L’autre qui fut gagné d’une sale avarice,
Fit un prix de ta vie à l’injuste supplice ;
Et l’autre, en te niant, plus que tous a failli.

C’est chose à mon esprit impossible à comprendre,
Et nul autre que toi ne me la peut apprendre,
Comme a pu ta bonté nos outrages souffrir.
Et qu’attend plus de nous ta longue patience,
Sinon qu’à l’homme ingrat la seule conscience
Doive être le couteau qui le fasse mourir ?

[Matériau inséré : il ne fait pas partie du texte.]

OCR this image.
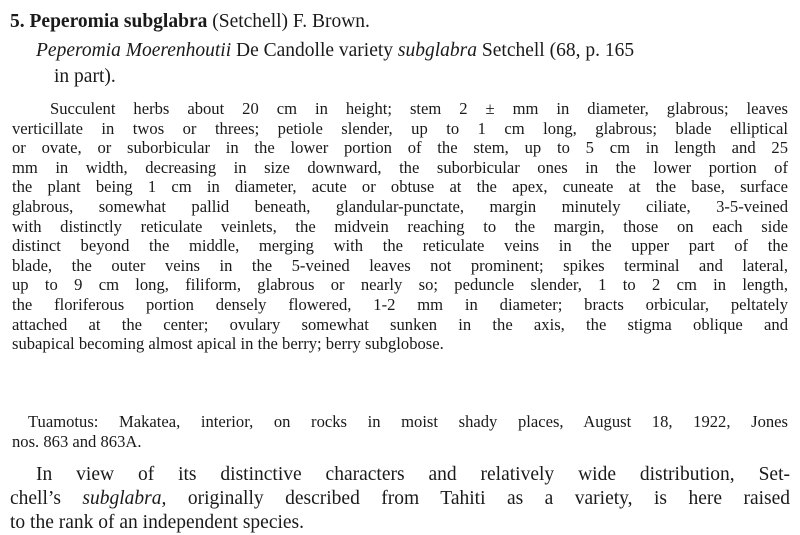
5. Peperomia subglabra (Setchell) F. Brown.
Peperomia Moerenhoutii De Candolle variety subglabra Setchell (68, p. 165
in part).
Succulent herbs about 20 cm in height; stem 2 ± mm in diameter, glabrous; leaves
verticillate in twos or threes; petiole slender, up to 1 cm long, glabrous; blade elliptical
or ovate, or suborbicular in the lower portion of the stem, up to 5 cm in length and 25
mm in width, decreasing in size downward, the suborbicular ones in the lower portion of
the plant being 1 cm in diameter, acute or obtuse at the apex, cuneate at the base, surface
glabrous, somewhat pallid beneath, glandular-punctate, margin minutely ciliate, 3-5-veined
with distinctly reticulate veinlets, the midvein reaching to the margin, those on each side
distinct beyond the middle, merging with the reticulate veins in the upper part of the
blade, the outer veins in the 5-veined leaves not prominent; spikes terminal and lateral,
up to 9 cm long, filiform, glabrous or nearly so; peduncle slender, 1 to 2 cm in length,
the floriferous portion densely flowered, 1-2 mm in diameter; bracts orbicular, peltately
attached at the center; ovulary somewhat sunken in the axis, the stigma oblique and
subapical becoming almost apical in the berry; berry subglobose.
Tuamotus: Makatea, interior, on rocks in moist shady places, August 18, 1922, Jones
nos. 863 and 863A.
In view of its distinctive characters and relatively wide distribution, Set-
chell’s subglabra, originally described from Tahiti as a variety, is here raised
to the rank of an independent species.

Toutefois tu sais tout, tu connois qui nous sommes,
Tu vois quelle inconstance accompagne les hommes,
Faciles à fléchir quand il faut endurer.
Si j’ai fait, comme un homme, en faisant une offense,
Tu feras, comme Dieu, d’en laisser la vengeance,
Et m’ôter un sujet de me désespérer.

Au moins, si les regrets de ma faute avenue
M’ont de ton amitié quelque part retenue,
Pendant que je me trouve au milieu de tes pas,
Désireux de l’honneur d’une si belle tombe,
Afin qu’en autre part ma dépouille ne tombe,
Puisque ma fin est près, ne la recule pas.

En ces propos mourants ses complaintes se meurent :
Mais vivantes sans fin ses angoisses demeurent,
Pour le faire en langueur à jamais consumer.